Participants are always incentivized to create structure which makes the play fair and fun for all involved. Otherwise, some kids will simply quit, which no one wants. Points may be worth more for one team than another. A bigger kid may be forced to self-handicap so they don’t dominate the game (they may have to hit the ball past a further boundary to hit a home run, or pitch from further away, for example). Inventing, testing and implementing these rules or guidelines requires all sorts of critical thinking and interpersonal skills, and it’s something totally lost in more organized activities.
4. It Always Has an Element of Imagination
The fourth characteristic of play is it always has an element of imagination. “There’s always a sense in which you’re stepping out of the real world when you’re playing. You’re now in an imaginary world in some sense. The advantage of being in an imaginary world is that anything can happen—there’s no limit to the kind of situations you can create,” Gray says. “(And) because it’s an imaginary world, it ultimately doesn’t count. It’s a practice world, a simulation world, it’s a place to try things out.”

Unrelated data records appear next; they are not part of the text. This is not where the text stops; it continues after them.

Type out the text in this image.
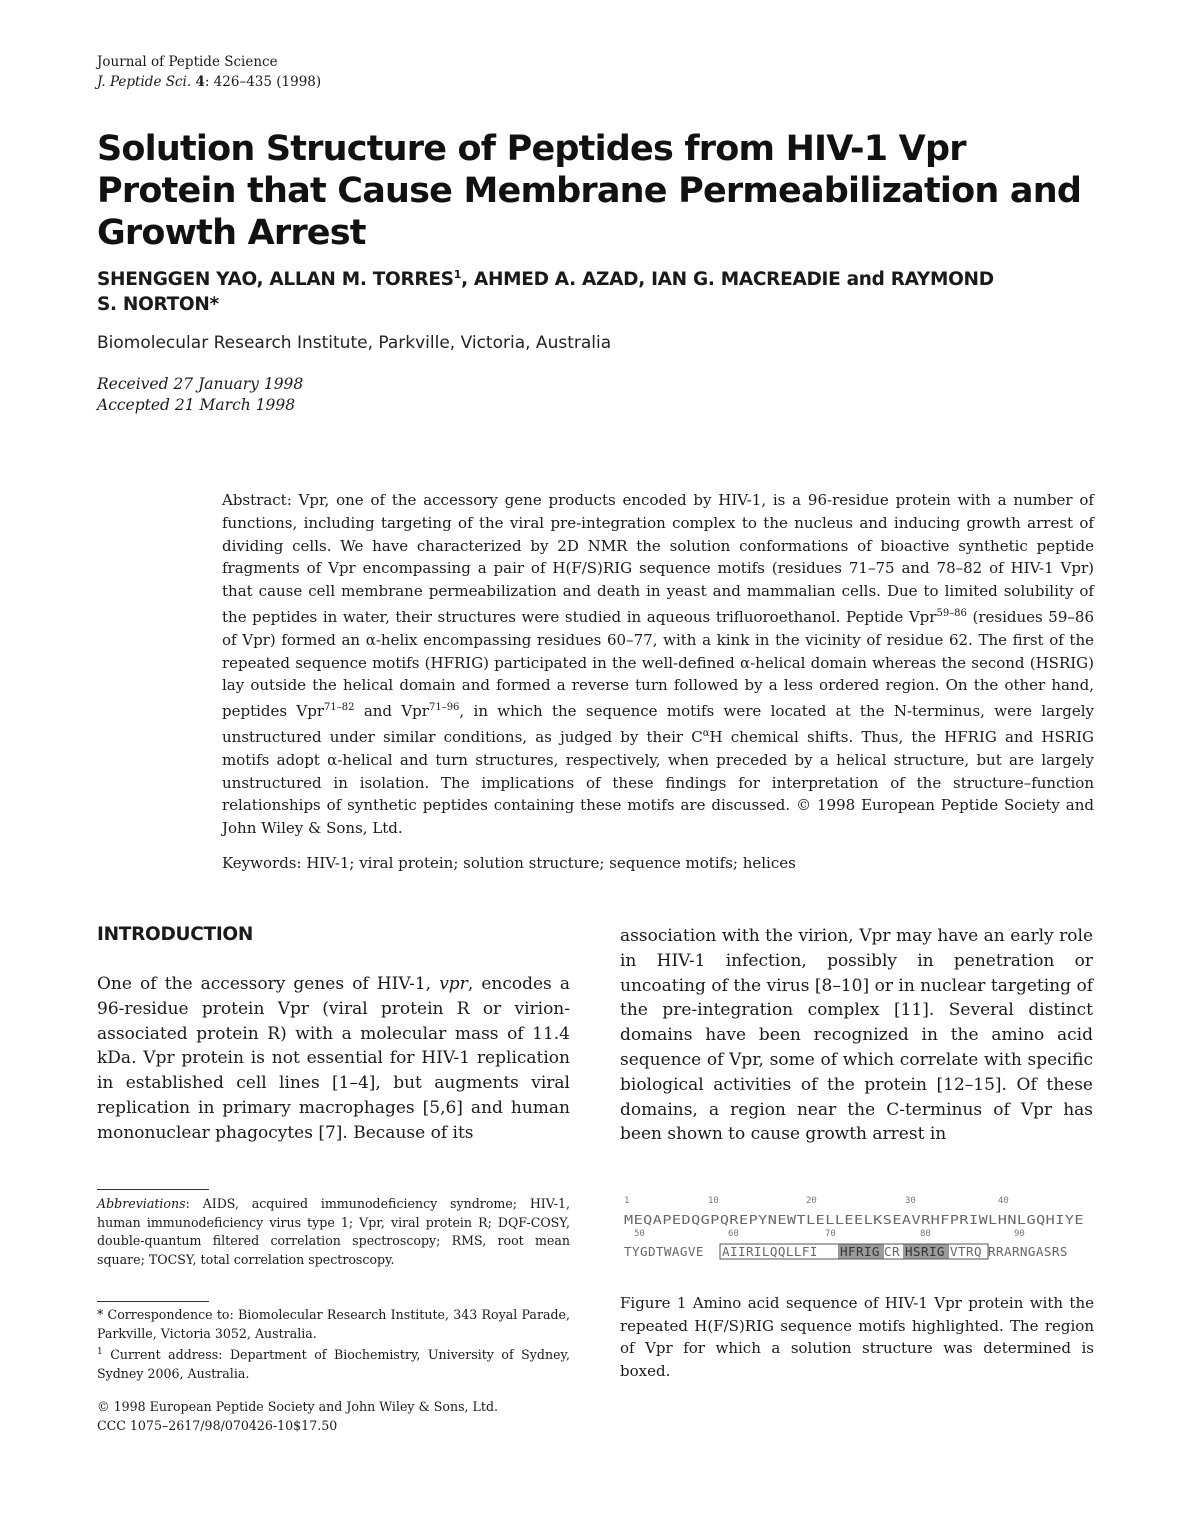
Journal of Peptide Science
J. Peptide Sci. 4: 426–435 (1998)
Solution Structure of Peptides from HIV-1 Vpr Protein that Cause Membrane Permeabilization and Growth Arrest
SHENGGEN YAO, ALLAN M. TORRES$^1$, AHMED A. AZAD, IAN G. MACREADIE and RAYMOND S. NORTON*
Biomolecular Research Institute, Parkville, Victoria, Australia
Received 27 January 1998
Accepted 21 March 1998
Abstract: Vpr, one of the accessory gene products encoded by HIV-1, is a 96-residue protein with a number of functions, including targeting of the viral pre-integration complex to the nucleus and inducing growth arrest of dividing cells. We have characterized by 2D NMR the solution conformations of bioactive synthetic peptide fragments of Vpr encompassing a pair of H(F/S)RIG sequence motifs (residues 71–75 and 78–82 of HIV-1 Vpr) that cause cell membrane permeabilization and death in yeast and mammalian cells. Due to limited solubility of the peptides in water, their structures were studied in aqueous trifluoroethanol. Peptide Vpr$^{59-86}$ (residues 59–86 of Vpr) formed an α-helix encompassing residues 60–77, with a kink in the vicinity of residue 62. The first of the repeated sequence motifs (HFRIG) participated in the well-defined α-helical domain whereas the second (HSRIG) lay outside the helical domain and formed a reverse turn followed by a less ordered region. On the other hand, peptides Vpr$^{71-82}$ and Vpr$^{71-96}$, in which the sequence motifs were located at the N-terminus, were largely unstructured under similar conditions, as judged by their $C^\alpha H$ chemical shifts. Thus, the HFRIG and HSRIG motifs adopt α-helical and turn structures, respectively, when preceded by a helical structure, but are largely unstructured in isolation. The implications of these findings for interpretation of the structure–function relationships of synthetic peptides containing these motifs are discussed. © 1998 European Peptide Society and John Wiley & Sons, Ltd.
Keywords: HIV-1; viral protein; solution structure; sequence motifs; helices
INTRODUCTION
One of the accessory genes of HIV-1, vpr, encodes a 96-residue protein Vpr (viral protein R or virion-associated protein R) with a molecular mass of 11.4 kDa. Vpr protein is not essential for HIV-1 replication in established cell lines [1–4], but augments viral replication in primary macrophages [5,6] and human mononuclear phagocytes [7]. Because of its
association with the virion, Vpr may have an early role in HIV-1 infection, possibly in penetration or uncoating of the virus [8–10] or in nuclear targeting of the pre-integration complex [11]. Several distinct domains have been recognized in the amino acid sequence of Vpr, some of which correlate with specific biological activities of the protein [12–15]. Of these domains, a region near the C-terminus of Vpr has been shown to cause growth arrest in
Abbreviations: AIDS, acquired immunodeficiency syndrome; HIV-1, human immunodeficiency virus type 1; Vpr, viral protein R; DQF-COSY, double-quantum filtered correlation spectroscopy; RMS, root mean square; TOCSY, total correlation spectroscopy.
* Correspondence to: Biomolecular Research Institute, 343 Royal Parade, Parkville, Victoria 3052, Australia.
$^1$ Current address: Department of Biochemistry, University of Sydney, Sydney 2006, Australia.
© 1998 European Peptide Society and John Wiley & Sons, Ltd.
CCC 1075–2617/98/070426-10$17.50
1	10	20	30	40
MEQAPEDQGPQREPYNEWTLELLEELKSEAVRHFPRIWLHNLGQHIYE
50	60	70	80	90
TYGDTWAGVE AIIRILQQLLFI HFRIG CR HSRIG VTRQ RRARNGASRS
Figure 1 Amino acid sequence of HIV-1 Vpr protein with the repeated H(F/S)RIG sequence motifs highlighted. The region of Vpr for which a solution structure was determined is boxed.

This means children at play are constantly engaged in hypothetical thinking. Many researchers agree hypothetical thinking is a major differentiator between human thinking and animal thinking. We can think about possibilities that aren’t actually present, we can invent new things, we can think about different realities, etc. “Play is how children practice hypothetical thinking and practice creativity and generate the ability to imagine things that aren’t actually present,” Gray says. “Then follow through in a logical way.” Play’s elements of imagination and self-direction also exclude many screen-based activities (such as watching television) from qualifying as play.
5. It’s Conducted in a Very Alert Frame of Mind
The fifth characteristic of play is it’s conducted in an alert frame of mind, but not one that’s overly stressful. This fifth characteristic naturally follows when the previous four are present. Certain types of play will see children deliberately expose themselves to a certain amount of stress or fear, but the freedom to quit at anytime ensures it’s never more than they can handle. No fear of failure also keeps stress levels low, and the constant opportunity to re-shape or re-define the game keeps players interested. “You can’t be mentally passive in play. Because you’re following rules, because the means are more important than the ends,” Gray says.
Are your kids getting much activity that meets these five criteria? If not, are there ways to shift their current activities to be more in line with some or all of these characteristics? Can they self-select and self-direct more of what they’re doing? Or foster a grander sense of imagination? Somewhere along the line, adults reasoned that highly structured, adult-led activities were a better use of their child’s time than play. They had the best of intentions, but research has shown this to be horribly misguided.
If you’re a parent, think back to your own childhood. How much more play did you engage in than the current generation of kids? Probably a lot, right? And we’re guessing you turned out OK. Fight the need to micromanage your child and allow them to experience life through play.